Microsoft Lays Out Protocol Patent Licensing TermsMicrosoft Lays Out Protocol Patent Licensing Terms
Protocols for Office 2007, SharePoint 2007, and Exchange Server 2007 are out, but it's too early to tell what impact those releases will have on the company or its partners and competitors.
Microsoft continues its release of protocol documentation as the company laid out in its Interoperability Principles earlier this year in response to a more open market and continued anti-trust scrutiny.
But it's too early to tell what impact those releases will have on the company or its partners and competitors.
Monday marked the latest round of information, as Microsoft posted the first finalized version of documentation on protocols for Office 2007, SharePoint 2007 and Exchange Server 2007, as well as 5,000 new pages of information on the binary file formats found in versions of Office before Office 2007, online.
The binary file format documentation had already been released, though in a different form. This round of binary file documents moves them to templates that make them much more consistent with the rest of Microsoft's documentation. The move to standard templates signals that Microsoft wants to be better prepared to more easily release documentation going forward, and that the company understands developers would prefer something easy to navigate.
Version 1.0 of the protocol documentation is also accompanied by pricing to license patents that are intertwined with some of the detailed protocols. Those patents will be listed in patent maps available upon request. However, patent maps are available online for Microsoft's separate Work Group Server Protocol Program and Communications Protocol Program.
The protocol patents don't come as cheap as some small time implementers would hope. Non-commercial open source distribution of the implementations don't cost implementers a dime, but they cost those hoping to make money 1% of the revenue gained by implementing the protocol documentation in their products, including $10,000 in non-refundable royalties up front. Since they are based on revenue, these royalty terms would also give Microsoft insight into revenues of competitors and partners to which the company otherwise wouldn't have access.

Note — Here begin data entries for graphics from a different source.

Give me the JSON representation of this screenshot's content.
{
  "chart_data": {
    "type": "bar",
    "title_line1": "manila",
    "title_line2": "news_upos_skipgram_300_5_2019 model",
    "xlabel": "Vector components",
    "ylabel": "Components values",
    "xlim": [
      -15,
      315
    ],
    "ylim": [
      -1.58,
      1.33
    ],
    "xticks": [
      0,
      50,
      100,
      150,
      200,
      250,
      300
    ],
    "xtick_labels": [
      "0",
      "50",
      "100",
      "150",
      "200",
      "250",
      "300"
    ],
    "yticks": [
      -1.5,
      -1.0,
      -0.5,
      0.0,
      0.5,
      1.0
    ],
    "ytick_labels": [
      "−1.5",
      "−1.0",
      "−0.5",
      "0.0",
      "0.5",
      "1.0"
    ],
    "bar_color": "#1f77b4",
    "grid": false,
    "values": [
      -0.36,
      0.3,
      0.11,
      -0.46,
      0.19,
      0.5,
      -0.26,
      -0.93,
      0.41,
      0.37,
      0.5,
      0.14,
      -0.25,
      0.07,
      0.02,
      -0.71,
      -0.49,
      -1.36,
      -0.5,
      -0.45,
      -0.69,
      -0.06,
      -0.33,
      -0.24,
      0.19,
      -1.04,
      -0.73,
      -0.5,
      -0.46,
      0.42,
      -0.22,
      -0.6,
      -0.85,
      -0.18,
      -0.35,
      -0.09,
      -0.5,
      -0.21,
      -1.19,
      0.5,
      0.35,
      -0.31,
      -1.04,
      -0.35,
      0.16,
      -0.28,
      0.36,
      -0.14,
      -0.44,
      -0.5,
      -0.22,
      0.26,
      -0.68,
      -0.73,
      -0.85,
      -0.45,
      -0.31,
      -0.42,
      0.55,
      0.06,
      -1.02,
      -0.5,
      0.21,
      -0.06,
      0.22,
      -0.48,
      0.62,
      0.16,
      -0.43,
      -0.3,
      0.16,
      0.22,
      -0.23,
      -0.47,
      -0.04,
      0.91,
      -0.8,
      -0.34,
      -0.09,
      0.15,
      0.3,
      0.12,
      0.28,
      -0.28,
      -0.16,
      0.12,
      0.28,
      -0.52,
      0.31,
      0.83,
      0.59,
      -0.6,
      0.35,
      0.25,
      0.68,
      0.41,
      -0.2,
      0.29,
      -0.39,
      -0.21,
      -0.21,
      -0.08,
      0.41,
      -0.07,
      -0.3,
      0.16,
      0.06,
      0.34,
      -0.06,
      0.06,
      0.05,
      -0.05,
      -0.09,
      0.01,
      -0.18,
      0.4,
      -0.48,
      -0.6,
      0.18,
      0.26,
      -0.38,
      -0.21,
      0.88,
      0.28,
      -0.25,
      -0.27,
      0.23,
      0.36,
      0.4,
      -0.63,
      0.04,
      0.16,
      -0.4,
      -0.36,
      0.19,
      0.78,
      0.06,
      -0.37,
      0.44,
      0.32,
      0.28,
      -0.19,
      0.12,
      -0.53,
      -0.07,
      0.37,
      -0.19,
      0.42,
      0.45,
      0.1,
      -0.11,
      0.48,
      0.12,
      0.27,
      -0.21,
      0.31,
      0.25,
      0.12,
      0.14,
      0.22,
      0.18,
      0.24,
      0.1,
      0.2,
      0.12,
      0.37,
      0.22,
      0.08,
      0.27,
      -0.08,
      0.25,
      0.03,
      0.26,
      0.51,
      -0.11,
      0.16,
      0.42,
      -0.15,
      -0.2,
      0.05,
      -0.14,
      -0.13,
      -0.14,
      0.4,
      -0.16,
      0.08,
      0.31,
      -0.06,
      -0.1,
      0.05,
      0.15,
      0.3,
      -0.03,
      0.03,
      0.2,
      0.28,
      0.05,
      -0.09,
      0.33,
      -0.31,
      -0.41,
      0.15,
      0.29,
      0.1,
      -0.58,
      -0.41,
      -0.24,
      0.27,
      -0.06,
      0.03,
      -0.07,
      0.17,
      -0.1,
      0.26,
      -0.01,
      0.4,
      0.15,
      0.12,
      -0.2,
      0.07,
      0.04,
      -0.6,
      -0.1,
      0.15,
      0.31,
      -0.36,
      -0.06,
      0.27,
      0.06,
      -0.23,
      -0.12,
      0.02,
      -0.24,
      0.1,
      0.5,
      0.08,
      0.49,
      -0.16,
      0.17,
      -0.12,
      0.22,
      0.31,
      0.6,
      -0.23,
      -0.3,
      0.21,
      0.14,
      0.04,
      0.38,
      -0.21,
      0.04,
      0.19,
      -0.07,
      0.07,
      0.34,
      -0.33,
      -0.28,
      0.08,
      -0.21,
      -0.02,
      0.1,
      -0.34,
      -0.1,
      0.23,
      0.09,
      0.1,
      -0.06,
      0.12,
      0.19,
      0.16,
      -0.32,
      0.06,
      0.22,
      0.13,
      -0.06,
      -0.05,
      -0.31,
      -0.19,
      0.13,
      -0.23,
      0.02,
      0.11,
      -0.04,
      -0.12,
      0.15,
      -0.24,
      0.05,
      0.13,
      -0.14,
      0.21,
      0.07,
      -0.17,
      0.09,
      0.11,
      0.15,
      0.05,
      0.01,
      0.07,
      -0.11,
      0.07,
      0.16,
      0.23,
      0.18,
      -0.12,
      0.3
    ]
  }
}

In addition, there's a minimum royalty ranging from 10 cents per user for an online service implementing a Windows Vista or Windows Server protocol patent to $85.54 per copy of a product that doesn't fall under the categories of client application, server application, online service or device application but implements non-Windows protocol patents. For cheap products, that would likely raise the royalty rates far beyond 1% of revenue. This round of document dumps almost certainly doesn't mark the end of the process for Microsoft, which has said it will continue to release information on protocols in those three products as well as Windows, Windows Server, and SQL Server.
"This doesn't mean we're done updating and it doesn't mean we won't improve the documentation," Craig Shank, Microsoft's new general manager of interoperability, said in an interview.
Shank takes over for Tom Robertson and will be in charge of driving both interoperability and standards for the company. Robertson, the company's former general manager for standards and interoperability, is now associate general counsel for Microsoft's office business.
In the past few months, Microsoft has begun hosting events called "Plugfests" where companies and entities licensing Microsoft's patents come together to discuss and test implementations of Microsoft's protocols. Among the participants have been Samba, Sun, Apple, and NetApp.
According to Shank, Microsoft and the implementers have begun to discover that in some cases, implementation problems -- and therefore interoperability problems -- are caused not by Microsoft, but because of incorrect implementations between two non-Microsoft parties.
"As we've had people in to do this, we've had dramatic increase in interoperability and significant increase in collaboration between the implementers," Shank said. However, it's so far unclear exactly how the documentation has increased interoperability between and among products. In a statement, Juniper Networks remarked that the documentation has helped its developers update its access control products, but didn't give any concrete details on exactly how it has helped.
Microsoft also is beginning to work on ways to make its Open XML Office file formats more interoperable with OpenDocument Format (ODF) and China's Uniform Office Format (UOF). The company's held a number of roundtables to test interoperability between implementations of Open XML and the ODF and has begun developing new translators between OpenXML and both UOF and ODF. The company has committed to including more support for both formats in future version of Office.